Studi Kasus dan Data Pendukung
Menurut riset dari Katadata Insight Center (2023):
-
Sebanyak 74% konsumen Indonesia menyatakan mereka sering membandingkan harga di toko fisik sebelum membeli produk secara online.
-
60% responden Gen Z menyebut bahwa mereka lebih suka datang ke mal untuk bersosialisasi dan sekadar menikmati suasana, bukan untuk belanja utama.
-
Marketplace seperti Shopee, Tokopedia, dan TikTok Shop mengalami lonjakan transaksi barang-barang fashion dan elektronik hingga 30% dalam 2 tahun terakhir, sebagian besar berawal dari kunjungan awal ke toko fisik.

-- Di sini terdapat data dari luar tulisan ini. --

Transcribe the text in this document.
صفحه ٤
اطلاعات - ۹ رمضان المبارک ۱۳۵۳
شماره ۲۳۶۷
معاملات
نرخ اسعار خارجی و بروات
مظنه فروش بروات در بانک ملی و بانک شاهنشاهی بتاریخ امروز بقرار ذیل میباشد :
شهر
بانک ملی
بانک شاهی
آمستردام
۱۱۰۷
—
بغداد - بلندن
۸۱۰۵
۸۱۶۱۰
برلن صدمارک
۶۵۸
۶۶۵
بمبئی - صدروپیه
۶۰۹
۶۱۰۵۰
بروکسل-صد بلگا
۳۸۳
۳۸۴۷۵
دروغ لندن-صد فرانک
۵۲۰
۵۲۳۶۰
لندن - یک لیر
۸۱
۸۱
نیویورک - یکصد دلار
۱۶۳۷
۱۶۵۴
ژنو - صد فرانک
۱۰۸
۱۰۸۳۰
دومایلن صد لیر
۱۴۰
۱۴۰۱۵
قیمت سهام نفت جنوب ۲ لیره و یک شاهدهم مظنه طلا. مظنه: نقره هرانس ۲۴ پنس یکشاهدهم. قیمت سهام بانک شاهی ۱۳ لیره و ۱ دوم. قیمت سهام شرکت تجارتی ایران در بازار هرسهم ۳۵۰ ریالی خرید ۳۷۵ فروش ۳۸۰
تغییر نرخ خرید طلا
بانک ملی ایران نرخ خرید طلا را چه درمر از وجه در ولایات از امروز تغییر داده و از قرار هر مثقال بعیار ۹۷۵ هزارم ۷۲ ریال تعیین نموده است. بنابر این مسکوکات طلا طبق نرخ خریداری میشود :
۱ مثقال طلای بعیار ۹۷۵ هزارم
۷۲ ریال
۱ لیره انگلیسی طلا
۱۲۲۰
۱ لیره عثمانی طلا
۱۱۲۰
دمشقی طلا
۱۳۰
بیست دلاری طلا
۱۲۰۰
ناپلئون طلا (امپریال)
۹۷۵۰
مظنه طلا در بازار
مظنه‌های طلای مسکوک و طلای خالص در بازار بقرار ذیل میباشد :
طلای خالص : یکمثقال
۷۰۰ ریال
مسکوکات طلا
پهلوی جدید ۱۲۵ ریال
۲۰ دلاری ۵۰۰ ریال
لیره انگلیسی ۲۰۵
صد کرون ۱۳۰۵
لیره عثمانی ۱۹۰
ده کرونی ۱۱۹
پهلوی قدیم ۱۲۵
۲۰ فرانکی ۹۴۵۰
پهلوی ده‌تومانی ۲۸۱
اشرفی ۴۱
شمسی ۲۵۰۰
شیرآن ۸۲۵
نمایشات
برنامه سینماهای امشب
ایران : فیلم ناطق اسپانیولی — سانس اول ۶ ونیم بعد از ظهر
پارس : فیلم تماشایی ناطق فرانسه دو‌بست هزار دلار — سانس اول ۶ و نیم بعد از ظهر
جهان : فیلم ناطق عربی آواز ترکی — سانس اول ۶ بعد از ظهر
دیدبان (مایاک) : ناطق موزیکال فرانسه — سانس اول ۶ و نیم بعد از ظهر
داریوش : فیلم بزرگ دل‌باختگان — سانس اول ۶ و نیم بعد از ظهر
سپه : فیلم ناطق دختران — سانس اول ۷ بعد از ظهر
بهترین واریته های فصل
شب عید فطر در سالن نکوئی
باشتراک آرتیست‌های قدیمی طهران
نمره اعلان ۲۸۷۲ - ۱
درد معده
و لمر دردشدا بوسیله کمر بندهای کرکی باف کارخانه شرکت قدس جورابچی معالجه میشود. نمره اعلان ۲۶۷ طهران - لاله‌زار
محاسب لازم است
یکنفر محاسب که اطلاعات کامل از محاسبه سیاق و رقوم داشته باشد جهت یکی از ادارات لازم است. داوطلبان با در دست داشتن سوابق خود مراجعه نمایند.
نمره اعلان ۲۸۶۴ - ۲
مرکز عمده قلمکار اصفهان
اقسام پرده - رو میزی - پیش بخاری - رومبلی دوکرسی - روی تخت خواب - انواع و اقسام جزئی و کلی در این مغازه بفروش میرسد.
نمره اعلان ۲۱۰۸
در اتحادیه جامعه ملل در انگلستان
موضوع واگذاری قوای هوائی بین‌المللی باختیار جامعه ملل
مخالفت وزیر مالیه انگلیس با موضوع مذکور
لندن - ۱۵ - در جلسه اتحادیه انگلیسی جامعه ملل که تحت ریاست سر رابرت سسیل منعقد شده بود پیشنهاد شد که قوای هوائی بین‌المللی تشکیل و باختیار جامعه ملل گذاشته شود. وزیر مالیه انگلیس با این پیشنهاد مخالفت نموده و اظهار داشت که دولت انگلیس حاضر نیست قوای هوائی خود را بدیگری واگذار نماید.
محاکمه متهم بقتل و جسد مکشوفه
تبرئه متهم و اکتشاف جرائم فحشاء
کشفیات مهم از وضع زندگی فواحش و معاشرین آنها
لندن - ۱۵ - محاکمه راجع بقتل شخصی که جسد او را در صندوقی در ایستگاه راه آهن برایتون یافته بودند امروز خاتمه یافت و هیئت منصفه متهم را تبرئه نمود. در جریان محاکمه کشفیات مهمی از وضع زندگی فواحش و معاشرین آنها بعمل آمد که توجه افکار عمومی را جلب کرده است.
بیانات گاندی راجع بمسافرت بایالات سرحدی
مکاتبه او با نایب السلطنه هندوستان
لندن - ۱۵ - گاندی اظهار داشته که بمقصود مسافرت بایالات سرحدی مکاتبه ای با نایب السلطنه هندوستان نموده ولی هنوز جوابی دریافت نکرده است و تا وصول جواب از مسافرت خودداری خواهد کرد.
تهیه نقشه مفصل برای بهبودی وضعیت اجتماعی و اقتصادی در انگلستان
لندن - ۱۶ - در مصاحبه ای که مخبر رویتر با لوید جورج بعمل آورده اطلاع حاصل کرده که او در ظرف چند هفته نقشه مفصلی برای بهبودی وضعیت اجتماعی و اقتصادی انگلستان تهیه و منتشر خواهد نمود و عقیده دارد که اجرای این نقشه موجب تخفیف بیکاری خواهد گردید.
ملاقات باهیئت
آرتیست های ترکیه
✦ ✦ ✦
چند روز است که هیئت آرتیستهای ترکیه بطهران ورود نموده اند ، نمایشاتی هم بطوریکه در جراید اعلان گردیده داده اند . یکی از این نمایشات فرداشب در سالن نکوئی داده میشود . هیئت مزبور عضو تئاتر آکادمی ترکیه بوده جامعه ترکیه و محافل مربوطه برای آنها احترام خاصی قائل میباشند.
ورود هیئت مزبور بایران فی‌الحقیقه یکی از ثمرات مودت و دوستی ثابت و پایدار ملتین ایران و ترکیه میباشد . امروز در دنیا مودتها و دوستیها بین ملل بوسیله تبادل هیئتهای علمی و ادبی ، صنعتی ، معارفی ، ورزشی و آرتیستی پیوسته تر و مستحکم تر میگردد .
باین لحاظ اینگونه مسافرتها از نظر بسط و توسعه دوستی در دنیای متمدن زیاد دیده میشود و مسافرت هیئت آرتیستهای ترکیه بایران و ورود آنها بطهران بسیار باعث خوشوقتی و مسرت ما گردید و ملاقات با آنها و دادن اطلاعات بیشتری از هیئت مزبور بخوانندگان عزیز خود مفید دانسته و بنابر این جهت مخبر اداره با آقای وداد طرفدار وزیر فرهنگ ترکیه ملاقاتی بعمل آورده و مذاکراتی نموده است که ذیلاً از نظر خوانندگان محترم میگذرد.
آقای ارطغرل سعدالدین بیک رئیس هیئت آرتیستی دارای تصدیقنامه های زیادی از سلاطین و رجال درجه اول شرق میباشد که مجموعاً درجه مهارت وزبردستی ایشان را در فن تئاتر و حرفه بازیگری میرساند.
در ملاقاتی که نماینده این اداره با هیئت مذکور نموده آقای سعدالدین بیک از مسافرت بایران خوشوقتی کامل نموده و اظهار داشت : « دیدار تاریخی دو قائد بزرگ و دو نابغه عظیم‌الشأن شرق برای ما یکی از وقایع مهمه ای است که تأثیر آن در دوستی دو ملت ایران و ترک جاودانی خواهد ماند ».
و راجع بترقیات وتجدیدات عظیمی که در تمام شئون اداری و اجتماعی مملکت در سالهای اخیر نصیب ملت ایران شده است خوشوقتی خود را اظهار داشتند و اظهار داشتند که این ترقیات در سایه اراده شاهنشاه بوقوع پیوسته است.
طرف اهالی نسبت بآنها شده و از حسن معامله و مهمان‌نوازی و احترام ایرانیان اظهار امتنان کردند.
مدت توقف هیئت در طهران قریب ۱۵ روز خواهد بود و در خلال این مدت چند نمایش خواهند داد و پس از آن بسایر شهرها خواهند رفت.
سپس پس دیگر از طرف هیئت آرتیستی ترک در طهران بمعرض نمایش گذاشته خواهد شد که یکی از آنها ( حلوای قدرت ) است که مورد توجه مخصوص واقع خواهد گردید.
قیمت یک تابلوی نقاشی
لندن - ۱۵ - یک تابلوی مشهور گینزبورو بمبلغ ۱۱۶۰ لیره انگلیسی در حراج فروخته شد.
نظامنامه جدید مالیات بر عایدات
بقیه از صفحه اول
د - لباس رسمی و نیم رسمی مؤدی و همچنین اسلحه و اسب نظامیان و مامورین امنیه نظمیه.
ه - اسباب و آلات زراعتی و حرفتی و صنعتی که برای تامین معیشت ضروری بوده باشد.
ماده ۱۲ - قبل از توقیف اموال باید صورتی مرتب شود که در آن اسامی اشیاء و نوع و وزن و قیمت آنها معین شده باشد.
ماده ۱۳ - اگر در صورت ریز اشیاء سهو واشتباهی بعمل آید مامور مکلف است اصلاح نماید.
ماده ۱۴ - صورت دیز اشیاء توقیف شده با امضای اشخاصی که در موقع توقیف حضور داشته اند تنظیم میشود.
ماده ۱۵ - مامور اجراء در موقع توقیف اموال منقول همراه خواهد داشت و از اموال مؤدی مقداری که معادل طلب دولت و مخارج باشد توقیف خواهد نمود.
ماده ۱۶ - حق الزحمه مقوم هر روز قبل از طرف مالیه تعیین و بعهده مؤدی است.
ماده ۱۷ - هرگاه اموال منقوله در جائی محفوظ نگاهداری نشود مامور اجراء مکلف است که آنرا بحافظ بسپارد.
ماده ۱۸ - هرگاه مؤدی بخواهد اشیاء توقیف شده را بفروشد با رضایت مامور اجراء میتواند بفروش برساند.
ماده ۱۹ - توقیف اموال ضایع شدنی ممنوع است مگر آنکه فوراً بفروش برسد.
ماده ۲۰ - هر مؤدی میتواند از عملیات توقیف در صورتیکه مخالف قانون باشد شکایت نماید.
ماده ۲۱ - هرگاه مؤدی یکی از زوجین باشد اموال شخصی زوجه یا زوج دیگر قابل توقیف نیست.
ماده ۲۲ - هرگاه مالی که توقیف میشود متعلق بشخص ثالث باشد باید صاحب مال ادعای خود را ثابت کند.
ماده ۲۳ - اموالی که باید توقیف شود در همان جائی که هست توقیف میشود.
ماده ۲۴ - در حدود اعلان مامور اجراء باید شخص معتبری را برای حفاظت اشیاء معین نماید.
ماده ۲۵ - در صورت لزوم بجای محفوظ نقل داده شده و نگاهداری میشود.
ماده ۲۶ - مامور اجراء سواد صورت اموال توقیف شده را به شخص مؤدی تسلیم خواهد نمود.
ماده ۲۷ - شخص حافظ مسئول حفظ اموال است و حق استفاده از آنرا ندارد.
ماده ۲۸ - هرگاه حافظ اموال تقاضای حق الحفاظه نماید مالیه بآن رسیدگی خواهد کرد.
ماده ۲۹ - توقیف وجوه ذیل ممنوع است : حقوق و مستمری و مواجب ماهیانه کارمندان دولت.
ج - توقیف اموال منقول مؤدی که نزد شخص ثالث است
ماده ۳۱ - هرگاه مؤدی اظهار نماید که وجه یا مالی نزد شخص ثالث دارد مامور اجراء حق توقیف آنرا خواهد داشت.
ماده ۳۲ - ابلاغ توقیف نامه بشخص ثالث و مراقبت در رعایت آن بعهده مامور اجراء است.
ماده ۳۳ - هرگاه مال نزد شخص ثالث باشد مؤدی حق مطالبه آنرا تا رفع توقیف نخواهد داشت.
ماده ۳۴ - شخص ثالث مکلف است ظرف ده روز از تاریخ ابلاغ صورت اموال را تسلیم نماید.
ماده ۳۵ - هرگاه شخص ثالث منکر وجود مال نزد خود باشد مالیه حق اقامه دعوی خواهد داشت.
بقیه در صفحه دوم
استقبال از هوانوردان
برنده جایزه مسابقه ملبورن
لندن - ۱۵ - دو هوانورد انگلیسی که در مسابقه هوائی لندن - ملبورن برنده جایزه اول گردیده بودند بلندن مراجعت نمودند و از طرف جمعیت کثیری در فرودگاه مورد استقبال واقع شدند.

Peran Pemerintah dan Asosiasi Ritel
Ketua HIPPINDO, Budihardjo Iduansjah, juga mendorong agar ada regulasi dan kebijakan fiskal yang mendukung kesetaraan antara ritel fisik dan online. Misalnya dalam hal:
-
Pajak e-commerce yang adil.
-
Insentif digitalisasi untuk UMKM ritel fisik.
-
Dukungan promosi bersama antara mal dan platform digital.
Hal ini bertujuan agar terjadi ekosistem yang sehat, di mana pelaku usaha ritel fisik tidak kalah saing, dan konsumen tetap mendapat manfaat maksimal.
Kesimpulan
Fenomena ‘Rojali’ bukan sekadar tren belanja masa kini, melainkan refleksi dari perubahan mendalam dalam perilaku konsumen Indonesia. Meski terlihat mengancam toko fisik, di sisi lain ini membuka peluang baru bagi dunia ritel untuk berinovasi dan menyelaraskan strategi offline dan online.
Pusat perbelanjaan tidak bisa lagi hanya mengandalkan konsep lama. Mereka perlu menjadi destinasi pengalaman (experiential destination), bukan sekadar tempat transaksi. Sementara brand dan pelaku usaha harus adaptif terhadap preferensi digital konsumen.